Abstract
Technical Project Abstract:
G.L.A.S.S. (Glasses for Linked Automation of Smart Systems) is a wearable smart-glasses control platform designed to let users interact with multiple smart devices through vision-based device recognition and hand-gesture input. The project was motivated by the need for a more intuitive, unified, and accessible way to control household electronics and other connected technologies. Rather than requiring separate remotes or interfaces for each device, G.L.A.S.S. provides a single wearable interface that allows a user to look at a device, confirm the selection, and issue commands through gestures.
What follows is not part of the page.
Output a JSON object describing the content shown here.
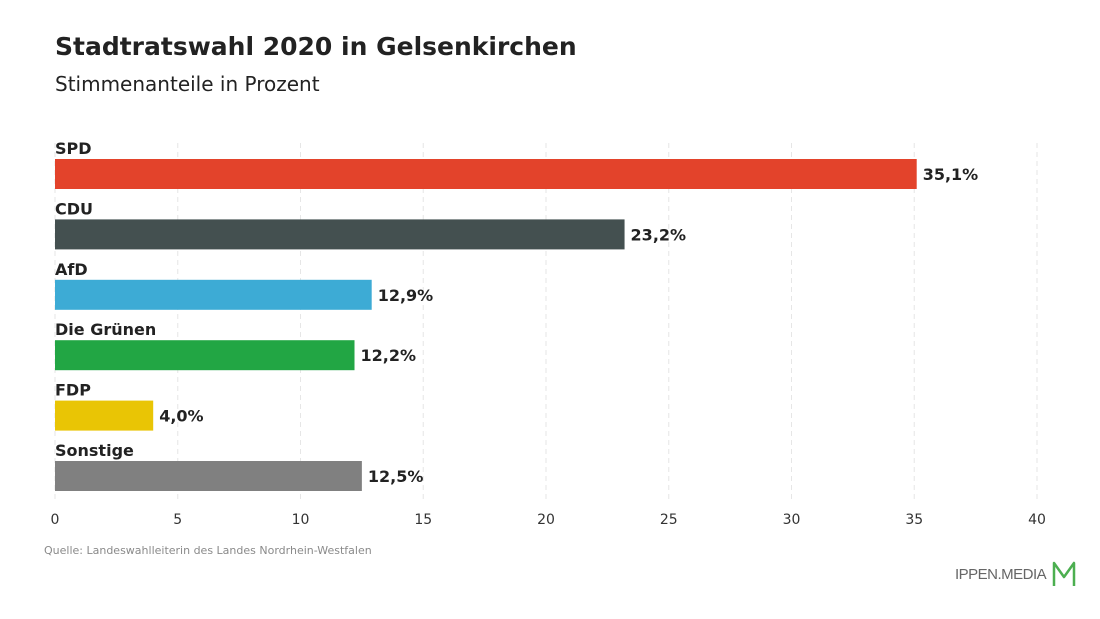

The system architecture combines two Raspberry Pi Zero 2 W modules mounted on the glasses with a central Raspberry Pi 5 controller. One onboard unit handles camera streaming and button input, while the other drives a micro-OLED display that gives the user feedback about detected and connected devices. The central controller performs device recognition, gesture interpretation, state management, and communication with target devices over Wi-Fi or Bluetooth. To support recognition of individual devices without retraining a full classifier for every new object, the project uses image embeddings and a vector database to identify devices by nearest-neighbor similarity. This design allows new devices to be added more flexibly than with a conventional closed-set classifier.
The prototype was tested on a smart light, a smart TV, and a computer mouse. Results showed successful end-to-end control across all three devices, object-detection accuracy of 97.7% on a validation dataset, and an average detection time of approximately 0.21 seconds per image. User feedback indicated that the system was comfortable, usable, and effective, though somewhat heavy. Overall, G.L.A.S.S. demonstrates the feasibility of a wearable, gesture-based universal interface for smart-device control, with promising implications for accessibility, convenience, and future expansion.
STS Paper Abstract:
This paper examines whether AI agents are truly becoming democratizing technologies that lower barriers to entry into labor and free people to focus on more meaningful work. Public discourse often presents AI agents as autonomous systems capable of replacing workers, transforming industries, or allowing non-experts to perform highly skilled labor. To investigate these claims, this project analyzes public documentation, product messaging, and user accounts of several AI-agent and AI-assistant technologies, with particular attention to coding agents such as Bolt.new and note-taking assistants such as Fireflies, Otter, and similar platforms. Using Actor-Network Theory (ANT) as an analytical framework, the paper studies how these systems do or do not stabilize as actors within labor networks.
The central finding is that AI agents rarely succeed as durable, autonomous participants in labor networks. Systems marketed as independent workers tend to fail when they are treated as central coordinators of work. In coding contexts, Bolt.new was frequently associated with abandoned projects, debug loops, ignored instructions, and heavy dependence on human intervention, especially among non-technical users. In contrast, more successful AI systems were assistants rather than agents: they performed narrow, low-risk tasks while remaining under human supervision. Coding assistants showed some productivity benefits for expert users, while note-taking assistants persisted only when users treated them as optional and supplementary rather than fully reliable.
This paper argues that current AI agents are not democratizing labor in the broad sense often promised by public rhetoric. They do not substantially remove barriers for average users, and they are not yet displacing humans in stable labor roles. Instead, limited benefits tend to accrue to already-skilled workers who can supervise, correct, and strategically deploy AI tools. AI systems therefore enter labor networks most successfully when they remain peripheral, weakly enrolled actors rather than indispensable ones.
Connection Between Technical and STS Projects:
My technical and STS projects both explore the real relationship between humans and AI systems rather than the idealized one often presented in public discourse. In my capstone project, G.L.A.S.S., the goal was to build a practical wearable system that uses computer vision and gesture recognition to help users control smart devices more intuitively. That project required thinking carefully about reliability, usability, and how much autonomy an AI-enabled system should actually have before users lose trust in it. My STS paper examines a similar issue from a societal perspective by asking whether AI agents can function as meaningful actors in labor networks. Together, the two projects show that successful AI systems are rarely fully autonomous replacements for humans. Instead, they are most effective when designed around human oversight, clear feedback, and constrained tasks. Working on both projects showed me that AI systems are useful only when carefully integrated into human workflows, rather than treated as replacements for human judgment.